Les petits entrepreneurs grecs sont plongés dans une situation délicate par la fermeture des banques décidée dimanche par le gouvernement.

Par  (Patra (Péloponnèse), envoyée spéciale)

Publié le 29 juin 2015 à 23h25, modifié le 30 juin 2015 à 15h02

Temps de Lecture 3 min.

Kostadino a eu « du flair », comme il aime à le souligner. Vendredi 26 juin, alors qu’il devait se rendre à la banque pour provisionner son compte professionnel, ce propriétaire de deux boulangeries à Aegio, dans le nord du Péloponnèse, à une quarantaine de kilomètres de Patra, se ravise au dernier moment. « J’avais un mauvais pressentiment sur la réunion de l’Eurogroupe prévue le lendemain », explique en souriant le trentenaire.

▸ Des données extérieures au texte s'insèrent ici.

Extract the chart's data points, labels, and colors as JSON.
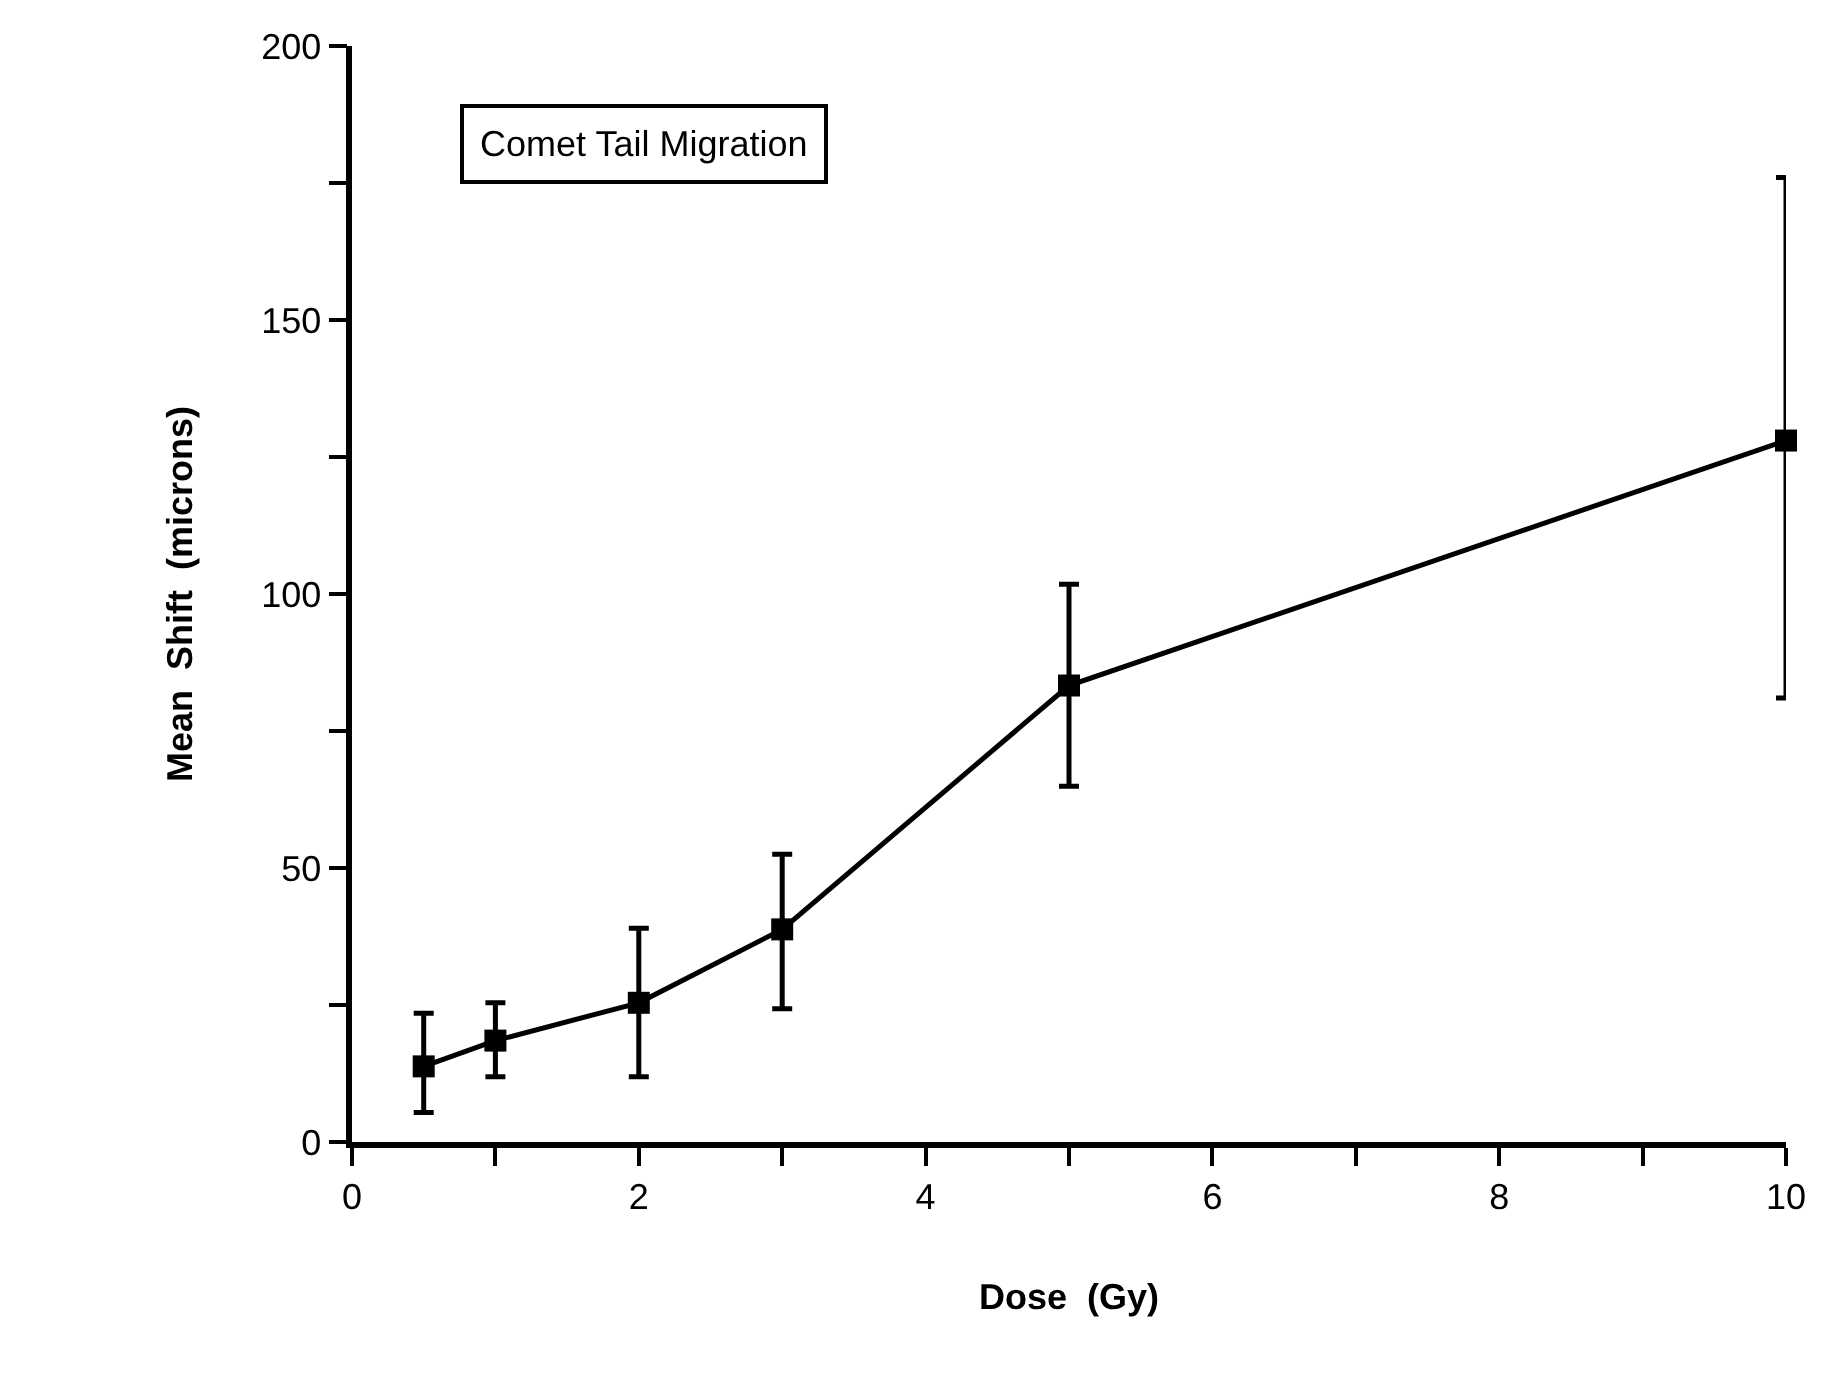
{
  "chart_data": {
    "type": "line",
    "xlabel": "Dose  (Gy)",
    "ylabel": "Mean  Shift  (microns)",
    "annotations": [
      "Comet Tail Migration"
    ],
    "x": [
      0.5,
      1,
      2,
      3,
      5,
      10
    ],
    "series": [
      {
        "color": "#000000",
        "values": [
          13.8,
          18.5,
          25.4,
          38.8,
          83.3,
          128
        ],
        "errors": [
          [
            5.4,
            23.5
          ],
          [
            11.9,
            25.4
          ],
          [
            11.9,
            39
          ],
          [
            24.3,
            52.5
          ],
          [
            64.9,
            101.8
          ],
          [
            81,
            176
          ]
        ]
      }
    ],
    "marker": "square",
    "line_style": "solid",
    "grid": false,
    "xlim": [
      0,
      10
    ],
    "ylim": [
      0,
      200
    ],
    "xticks": [
      0,
      {
        "value": 1,
        "label": null
      },
      2,
      {
        "value": 3,
        "label": null
      },
      4,
      {
        "value": 5,
        "label": null
      },
      6,
      {
        "value": 7,
        "label": null
      },
      8,
      {
        "value": 9,
        "label": null
      },
      10
    ],
    "yticks": [
      0,
      {
        "value": 25,
        "label": null
      },
      50,
      {
        "value": 75,
        "label": null
      },
      100,
      {
        "value": 125,
        "label": null
      },
      150,
      {
        "value": 175,
        "label": null
      },
      200
    ]
  }
}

Il décide alors qu’il attendra le dernier moment pour déposer les fonds nécessaires aux versements de ses taxes et des cotisations salariales (retraites et Sécurité sociale) pour ses quatre employés, prélevées en fin de mois.

L’annonce par le gouvernement, dimanche, de la fermeture des établissements bancaires jusqu’au 6 juillet et de l’instauration d’un contrôle des capitaux — limitant à 60 euros par jour et par personne les retraits d’espèces, afin d’éviter une fuite des capitaux vers l’étranger — lui a donné des « suées ». « Heureusement que j’avais déjà payé mes employés pour le mois », raconte cet ancien membre des jeunesses communistes, aujourd’hui électeur de la formation centriste To Potami (« La Rivière »).

Ce lundi 29 juin, Kostadino sort éreinté d’une journée de négociations pour que ses commerces, hérités il y a trois ans de son père, désormais retraité, puissent être approvisionnés pour la semaine. « Mon fournisseur de farine m’a téléphoné, me disant qu’il pouvait me livrer ce matin et jusqu’au mardi 7 juillet à la condition que je lui verse une somme 50 % supérieure à celle prévue sur ma facture hebdomadaire habituelle. » Ses fours, ajoute-t-il, fonctionnent avec du pétrole qu’il trouve à la station-service la plus proche. « J’ai eu de la chance, le propriétaire m’a prévenu que de nombreuses voitures faisaient la queue pour prendre de l’essence et qu’il voulait bien me mettre le nécessaire de côté, en échange de quelques billets. » Au total, il a dépensé près de 3 000 euros.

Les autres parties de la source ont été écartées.